A reação do presidente às propostas de Barbalho foi fria. Fernando Henrique disse que conhecia os estudos feitos por Maciel desde 1993, quando era ministro da Fazenda, e comentou, segundo participantes do encontro: "O Everardo entende tudo de matéria tributária, mas temos de atentar nos interesses da economia do País como um todo."
Bornhausen também fez propostas ao presidente, recebidas com maior de entusiasmo. O senador pefelista sugeriu ao governo retirar R$ 700 milhões que estão depositados no Instituto de Resseguros do Brasil (IRB) e usar R$ 1,2 bilhão de fundos previdenciários dos militares. A reunião terminou apenas com o compromisso da base aliada de montar um cronograma para votar todas as propostas de interesse fiscal para o governo em tramitação no Congresso até o fim do ano.

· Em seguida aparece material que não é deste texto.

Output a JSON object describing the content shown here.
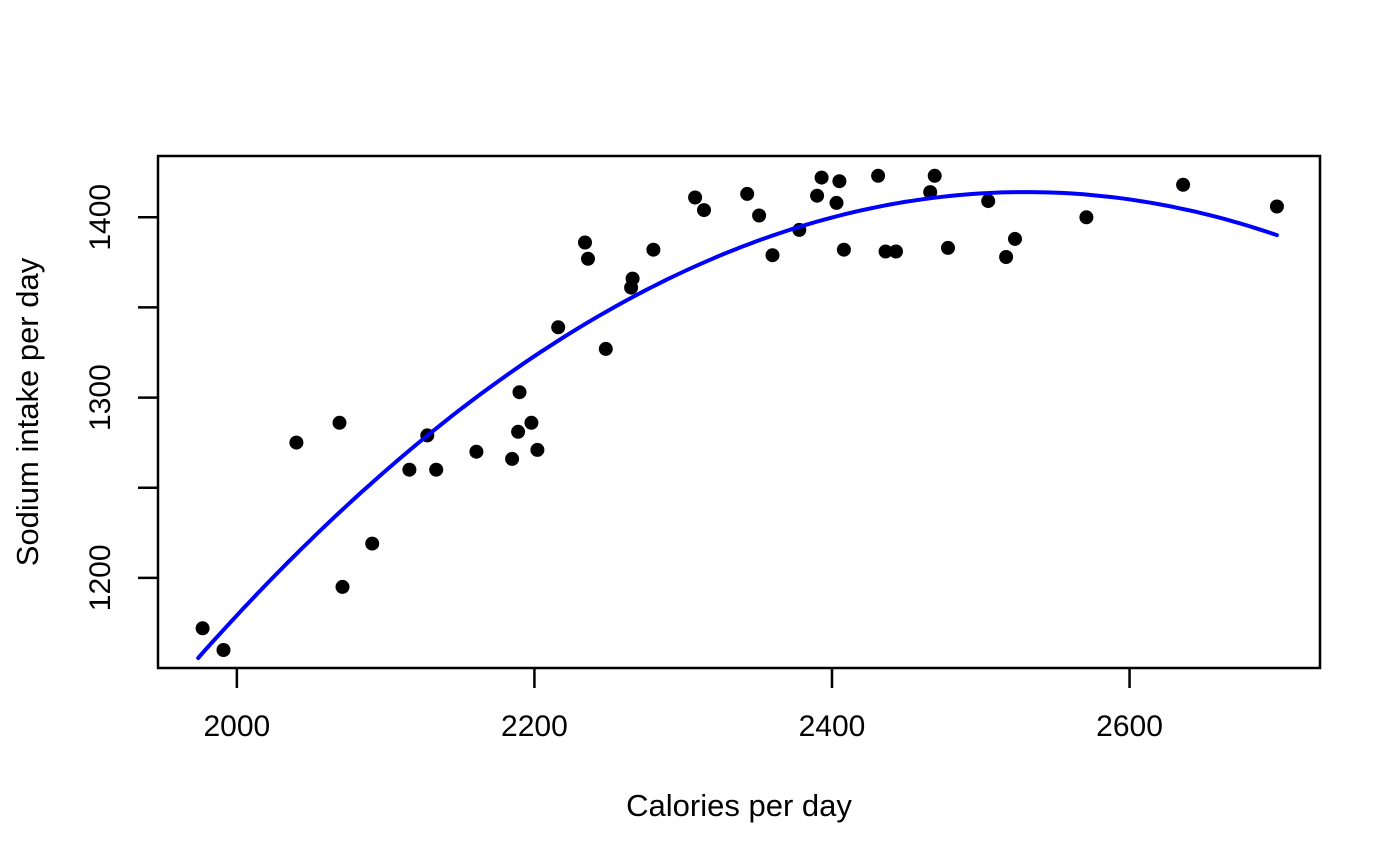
{
  "chart_data": {
    "type": "scatter",
    "xlabel": "Calories per day",
    "ylabel": "Sodium intake per day",
    "xlim": [
      1947,
      2728
    ],
    "ylim": [
      1150,
      1434
    ],
    "grid": false,
    "legend": "none",
    "point_color": "#000000",
    "curve_color": "#0000FF",
    "axis_color": "#000000",
    "background_color": "#ffffff",
    "x_ticks": [
      {
        "value": 2000,
        "label": "2000"
      },
      {
        "value": 2200,
        "label": "2200"
      },
      {
        "value": 2400,
        "label": "2400"
      },
      {
        "value": 2600,
        "label": "2600"
      }
    ],
    "y_ticks": [
      {
        "value": 1200,
        "label": "1200"
      },
      {
        "value": 1250,
        "label": ""
      },
      {
        "value": 1300,
        "label": "1300"
      },
      {
        "value": 1350,
        "label": ""
      },
      {
        "value": 1400,
        "label": "1400"
      }
    ],
    "points": [
      [
        1977,
        1172
      ],
      [
        1991,
        1160
      ],
      [
        2040,
        1275
      ],
      [
        2069,
        1286
      ],
      [
        2071,
        1195
      ],
      [
        2091,
        1219
      ],
      [
        2116,
        1260
      ],
      [
        2128,
        1279
      ],
      [
        2134,
        1260
      ],
      [
        2161,
        1270
      ],
      [
        2185,
        1266
      ],
      [
        2189,
        1281
      ],
      [
        2190,
        1303
      ],
      [
        2198,
        1286
      ],
      [
        2202,
        1271
      ],
      [
        2216,
        1339
      ],
      [
        2234,
        1386
      ],
      [
        2236,
        1377
      ],
      [
        2248,
        1327
      ],
      [
        2265,
        1361
      ],
      [
        2266,
        1366
      ],
      [
        2280,
        1382
      ],
      [
        2308,
        1411
      ],
      [
        2314,
        1404
      ],
      [
        2343,
        1413
      ],
      [
        2351,
        1401
      ],
      [
        2360,
        1379
      ],
      [
        2378,
        1393
      ],
      [
        2390,
        1412
      ],
      [
        2393,
        1422
      ],
      [
        2403,
        1408
      ],
      [
        2405,
        1420
      ],
      [
        2408,
        1382
      ],
      [
        2431,
        1423
      ],
      [
        2436,
        1381
      ],
      [
        2443,
        1381
      ],
      [
        2466,
        1414
      ],
      [
        2469,
        1423
      ],
      [
        2478,
        1383
      ],
      [
        2505,
        1409
      ],
      [
        2517,
        1378
      ],
      [
        2523,
        1388
      ],
      [
        2571,
        1400
      ],
      [
        2636,
        1418
      ],
      [
        2699,
        1406
      ]
    ],
    "fit_curve": {
      "type": "quadratic",
      "vertex_x": 2530,
      "vertex_y": 1414,
      "a": -0.000836,
      "x_start": 1974,
      "x_end": 2699
    }
  }
}
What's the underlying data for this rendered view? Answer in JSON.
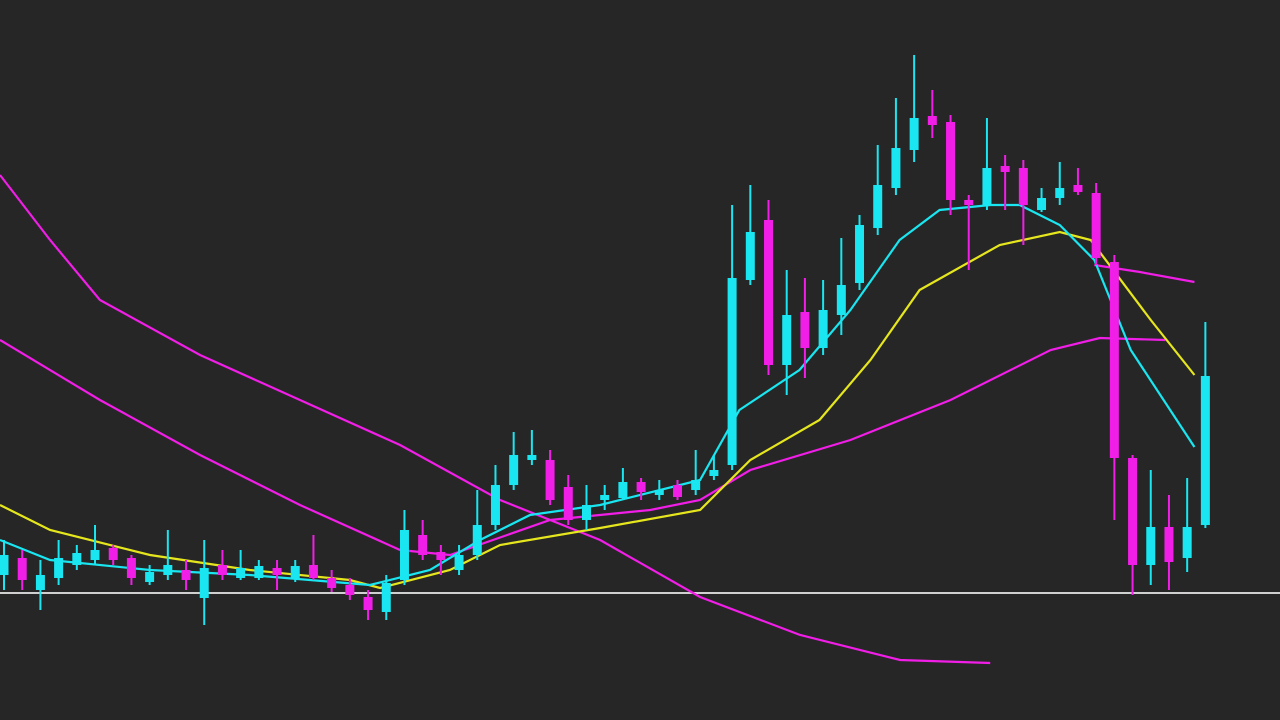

Na avaliação de Barbalho, o presidente ficou "aliviado" com a posição contrária dos aliados à equipe econômica. "Nem sempre os burocratas estão em sintonia com a opinião pública, e senti que o presidente estava sendo pressionado pela sua equipe." Para Barbalho, "não dava para amesquinhar a imagem de um poder democrático como o Supremo, e o presidente fez bem em evitar o confronto direto".